Further, there are 22 lines that are info, but might better be defined as debug logging levels:

  1. File: app/commands.py

    • Line 285: current_app.logger.info(f"DATA = {data}")
  2. File: app/aws/s3.py

    • Line 111: current_app.logger.info(f"File downloaded successfully to {local_filename}")
  3. File: app/celery/research_mode_tasks.py

    • Line 54: current_app.logger.info("Mocked provider callback request finished")
  4. File: app/celery/scheduled_tasks.py

    • Line 133: current_app.logger.info("Job(s) {} have not completed.".format(job_ids))
  5. File: app/celery/test_key_tasks.py

    • Line 54: current_app.logger.info("Mocked provider callback request finished")
  6. File: app/clients/cloudwatch/aws_cloudwatch.py

    • Line 58: current_app.logger.info(f"START TIME {beginning} END TIME {now}")
  7. File: app/service/rest.py

    • Line 205: current_app.logger.info(f'SERVICE: {data["id"]}; {data}')
  8. File: app/user/rest.py

    • Line 429: current_app.logger.info("Sending email verification for user {}".format(user_id))
    • Line 472: current_app.logger.info("Sending notification to queue")
    • Line 514: current_app.logger.info("Sending notification to queue")
  9. File: notifications_utils/clients/zendesk/zendesk_client.py

    • Line 37: current_app.logger.info(f"Zendesk create ticket {ticket_id} succeeded")
  10. File: app/commands.py

    • Line 285: current_app.logger.info(f"DATA = {data}")
  11. File: app/aws/s3.py

    • Line 111: current_app.logger.info(f"File downloaded successfully to {local_filename}")
  12. File: app/celery/research_mode_tasks.py

    • Line 54: current_app.logger.info("Mocked provider callback request finished")
  13. File: app/celery/scheduled_tasks.py

    • Line 133: current_app.logger.info("Job(s) {} have not completed.".format(job_ids))
  14. File: app/celery/test_key_tasks.py

    • Line 54: current_app.logger.info("Mocked provider callback request finished")
  15. File: app/clients/cloudwatch/aws_cloudwatch.py

    • Line 58: current_app.logger.info(f"START TIME {beginning} END TIME {now}")
  16. File: app/service/rest.py

    • Line 205: current_app.logger.info(f'SERVICE: {data["id"]}; {data}')
  17. File: app/user/rest.py

    • Line 429: current_app.logger.info("Sending email verification for user {}".format(user_id))
    • Line 472: current_app.logger.info("Sending notification to queue")
    • Line 514: current_app.logger.info("Sending notification to queue")
  18. File: notifications_utils/clients/zendesk/zendesk_client.py

    • Line 37: current_app.logger.info(f"Zendesk create ticket {ticket_id} succeeded")

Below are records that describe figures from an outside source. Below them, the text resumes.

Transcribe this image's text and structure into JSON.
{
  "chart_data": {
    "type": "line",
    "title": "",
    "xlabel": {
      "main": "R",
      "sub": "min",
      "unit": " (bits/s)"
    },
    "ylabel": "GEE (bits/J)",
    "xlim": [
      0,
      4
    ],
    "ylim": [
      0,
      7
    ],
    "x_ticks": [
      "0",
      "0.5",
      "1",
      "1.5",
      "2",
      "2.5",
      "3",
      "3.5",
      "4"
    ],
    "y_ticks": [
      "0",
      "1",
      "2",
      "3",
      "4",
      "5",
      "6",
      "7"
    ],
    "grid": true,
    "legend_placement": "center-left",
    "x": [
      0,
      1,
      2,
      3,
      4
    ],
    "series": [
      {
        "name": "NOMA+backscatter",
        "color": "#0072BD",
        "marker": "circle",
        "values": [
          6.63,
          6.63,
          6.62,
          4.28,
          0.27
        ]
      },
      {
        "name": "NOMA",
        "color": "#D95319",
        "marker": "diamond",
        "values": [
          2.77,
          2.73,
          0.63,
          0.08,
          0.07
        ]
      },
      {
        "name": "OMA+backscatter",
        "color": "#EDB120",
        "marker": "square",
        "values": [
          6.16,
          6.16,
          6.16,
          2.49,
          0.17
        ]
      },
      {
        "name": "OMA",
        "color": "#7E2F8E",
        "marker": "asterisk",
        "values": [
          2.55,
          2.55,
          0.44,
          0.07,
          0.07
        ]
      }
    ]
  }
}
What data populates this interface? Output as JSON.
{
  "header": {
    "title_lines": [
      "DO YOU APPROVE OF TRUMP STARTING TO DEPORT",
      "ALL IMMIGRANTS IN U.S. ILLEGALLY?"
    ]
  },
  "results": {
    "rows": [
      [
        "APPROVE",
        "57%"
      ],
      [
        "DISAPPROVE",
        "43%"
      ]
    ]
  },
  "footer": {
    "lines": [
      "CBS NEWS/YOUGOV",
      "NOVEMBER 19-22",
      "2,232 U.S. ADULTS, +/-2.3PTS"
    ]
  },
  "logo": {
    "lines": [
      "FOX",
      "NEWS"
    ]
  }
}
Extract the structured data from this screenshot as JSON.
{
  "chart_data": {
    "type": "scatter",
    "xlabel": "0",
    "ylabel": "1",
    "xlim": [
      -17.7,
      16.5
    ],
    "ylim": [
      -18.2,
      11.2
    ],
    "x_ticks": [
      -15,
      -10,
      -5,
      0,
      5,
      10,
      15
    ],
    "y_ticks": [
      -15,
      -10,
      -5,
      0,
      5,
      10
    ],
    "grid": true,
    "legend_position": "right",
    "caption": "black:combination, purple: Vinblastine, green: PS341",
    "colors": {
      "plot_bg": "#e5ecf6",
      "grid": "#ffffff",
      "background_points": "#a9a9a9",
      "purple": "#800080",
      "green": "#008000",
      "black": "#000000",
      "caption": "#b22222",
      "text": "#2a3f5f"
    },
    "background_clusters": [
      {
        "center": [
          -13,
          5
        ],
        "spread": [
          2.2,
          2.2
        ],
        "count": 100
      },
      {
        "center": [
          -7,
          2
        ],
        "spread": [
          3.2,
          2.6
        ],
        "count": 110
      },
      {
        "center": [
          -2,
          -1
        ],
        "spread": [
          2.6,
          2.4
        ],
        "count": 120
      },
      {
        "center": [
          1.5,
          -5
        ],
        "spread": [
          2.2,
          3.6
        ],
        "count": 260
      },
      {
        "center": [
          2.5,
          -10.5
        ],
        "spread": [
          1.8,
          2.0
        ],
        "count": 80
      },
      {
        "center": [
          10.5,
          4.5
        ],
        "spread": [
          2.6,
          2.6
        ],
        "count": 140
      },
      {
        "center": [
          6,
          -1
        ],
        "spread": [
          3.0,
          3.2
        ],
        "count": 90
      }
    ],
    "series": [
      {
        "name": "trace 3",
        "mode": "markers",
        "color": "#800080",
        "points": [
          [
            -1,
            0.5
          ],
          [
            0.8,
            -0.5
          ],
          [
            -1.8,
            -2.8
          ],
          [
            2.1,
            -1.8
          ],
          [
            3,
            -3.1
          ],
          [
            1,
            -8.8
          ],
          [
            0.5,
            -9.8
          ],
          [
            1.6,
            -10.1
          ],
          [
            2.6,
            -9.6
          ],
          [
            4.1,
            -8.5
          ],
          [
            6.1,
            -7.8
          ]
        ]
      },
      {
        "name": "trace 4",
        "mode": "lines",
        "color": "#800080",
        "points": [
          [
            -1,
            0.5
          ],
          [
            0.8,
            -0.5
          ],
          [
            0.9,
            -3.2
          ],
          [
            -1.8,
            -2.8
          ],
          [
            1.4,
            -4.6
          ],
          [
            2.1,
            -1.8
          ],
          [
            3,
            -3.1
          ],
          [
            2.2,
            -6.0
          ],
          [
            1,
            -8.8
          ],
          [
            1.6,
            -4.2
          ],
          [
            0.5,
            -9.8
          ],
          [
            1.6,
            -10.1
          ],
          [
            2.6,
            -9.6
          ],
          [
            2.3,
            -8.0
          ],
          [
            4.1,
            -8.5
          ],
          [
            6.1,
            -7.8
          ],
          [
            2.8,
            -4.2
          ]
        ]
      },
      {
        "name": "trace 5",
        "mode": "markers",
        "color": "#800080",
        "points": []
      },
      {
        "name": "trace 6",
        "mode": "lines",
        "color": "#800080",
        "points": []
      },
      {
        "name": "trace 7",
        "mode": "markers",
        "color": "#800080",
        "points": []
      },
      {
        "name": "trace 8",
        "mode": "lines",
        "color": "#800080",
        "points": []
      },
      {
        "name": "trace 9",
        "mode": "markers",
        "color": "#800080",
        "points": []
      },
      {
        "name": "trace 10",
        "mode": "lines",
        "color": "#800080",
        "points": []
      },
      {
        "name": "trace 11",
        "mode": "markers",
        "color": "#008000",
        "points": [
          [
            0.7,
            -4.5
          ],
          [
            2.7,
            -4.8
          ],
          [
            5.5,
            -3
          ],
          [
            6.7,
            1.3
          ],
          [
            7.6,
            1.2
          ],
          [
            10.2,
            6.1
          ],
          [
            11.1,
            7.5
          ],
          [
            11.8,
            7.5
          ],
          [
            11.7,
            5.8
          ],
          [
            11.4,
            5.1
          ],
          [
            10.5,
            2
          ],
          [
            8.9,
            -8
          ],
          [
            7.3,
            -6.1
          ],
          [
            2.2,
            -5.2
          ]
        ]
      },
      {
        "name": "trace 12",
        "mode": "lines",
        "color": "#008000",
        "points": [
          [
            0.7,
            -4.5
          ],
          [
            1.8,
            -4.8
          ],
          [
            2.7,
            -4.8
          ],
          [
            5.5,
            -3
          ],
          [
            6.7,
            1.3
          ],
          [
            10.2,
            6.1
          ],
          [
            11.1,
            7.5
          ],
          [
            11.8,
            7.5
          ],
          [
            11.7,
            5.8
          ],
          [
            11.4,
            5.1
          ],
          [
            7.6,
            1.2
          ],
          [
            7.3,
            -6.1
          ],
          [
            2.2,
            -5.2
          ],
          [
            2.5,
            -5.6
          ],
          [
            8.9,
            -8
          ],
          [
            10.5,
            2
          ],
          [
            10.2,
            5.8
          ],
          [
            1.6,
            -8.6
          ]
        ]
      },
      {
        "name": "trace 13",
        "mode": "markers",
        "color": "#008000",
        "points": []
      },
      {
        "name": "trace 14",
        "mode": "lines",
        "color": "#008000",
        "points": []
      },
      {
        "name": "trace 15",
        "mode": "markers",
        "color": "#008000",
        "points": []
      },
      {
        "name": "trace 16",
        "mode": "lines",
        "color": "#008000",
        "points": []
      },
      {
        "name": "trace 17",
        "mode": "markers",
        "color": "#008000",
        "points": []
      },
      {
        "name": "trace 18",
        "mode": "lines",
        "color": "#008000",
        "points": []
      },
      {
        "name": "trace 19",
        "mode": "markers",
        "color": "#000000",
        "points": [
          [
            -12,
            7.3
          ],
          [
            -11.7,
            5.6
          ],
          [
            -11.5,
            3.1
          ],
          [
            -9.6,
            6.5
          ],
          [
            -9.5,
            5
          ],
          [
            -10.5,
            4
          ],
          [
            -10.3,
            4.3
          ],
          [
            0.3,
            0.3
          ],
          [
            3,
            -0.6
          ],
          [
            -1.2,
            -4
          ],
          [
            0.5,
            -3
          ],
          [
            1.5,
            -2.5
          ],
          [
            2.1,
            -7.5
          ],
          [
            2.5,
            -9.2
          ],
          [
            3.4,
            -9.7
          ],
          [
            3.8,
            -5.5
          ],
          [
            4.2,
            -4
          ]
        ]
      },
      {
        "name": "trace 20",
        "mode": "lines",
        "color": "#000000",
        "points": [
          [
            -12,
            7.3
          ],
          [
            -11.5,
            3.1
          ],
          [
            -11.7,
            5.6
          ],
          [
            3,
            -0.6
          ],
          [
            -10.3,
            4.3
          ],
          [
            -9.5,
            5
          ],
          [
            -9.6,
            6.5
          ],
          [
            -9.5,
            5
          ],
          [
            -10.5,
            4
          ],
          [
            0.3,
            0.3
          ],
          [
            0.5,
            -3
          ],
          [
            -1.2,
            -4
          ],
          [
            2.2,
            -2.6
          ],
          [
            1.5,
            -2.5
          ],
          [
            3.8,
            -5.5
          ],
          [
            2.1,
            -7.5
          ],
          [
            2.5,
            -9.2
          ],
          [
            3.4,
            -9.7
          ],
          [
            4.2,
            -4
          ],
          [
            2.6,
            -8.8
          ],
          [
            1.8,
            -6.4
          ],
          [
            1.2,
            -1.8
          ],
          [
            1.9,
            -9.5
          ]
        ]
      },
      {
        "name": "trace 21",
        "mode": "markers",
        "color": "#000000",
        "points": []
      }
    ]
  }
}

These statements were identified because they include keywords or patterns that typically align with debug level logging.

And, there are 4 lines that are info but might need to be revised to being a higher level like warning or error:

  1. File: app/errors.py

    • Line 52: current_app.logger.info(error)
  2. File: app/errors.py

    • Line 57: current_app.logger.info(error)
  3. File: app/errors.py

    • Line 62: current_app.logger.info(error)
  4. File: app/errors.py

    • Line 69: current_app.logger.info(error)

The log statements occur in the app/errors.py file and should likely be elevated to a higher logging level, such as error.

xlorepdarkhelm commented 2 months ago

Something to note:

Modern versions of Python (3.11 and above) have had radically improved helpers in the stack traces and error messages to dramatically improve the ability to track down an error and fix it. Logging these will greatly improve our ability to pinpoint issues.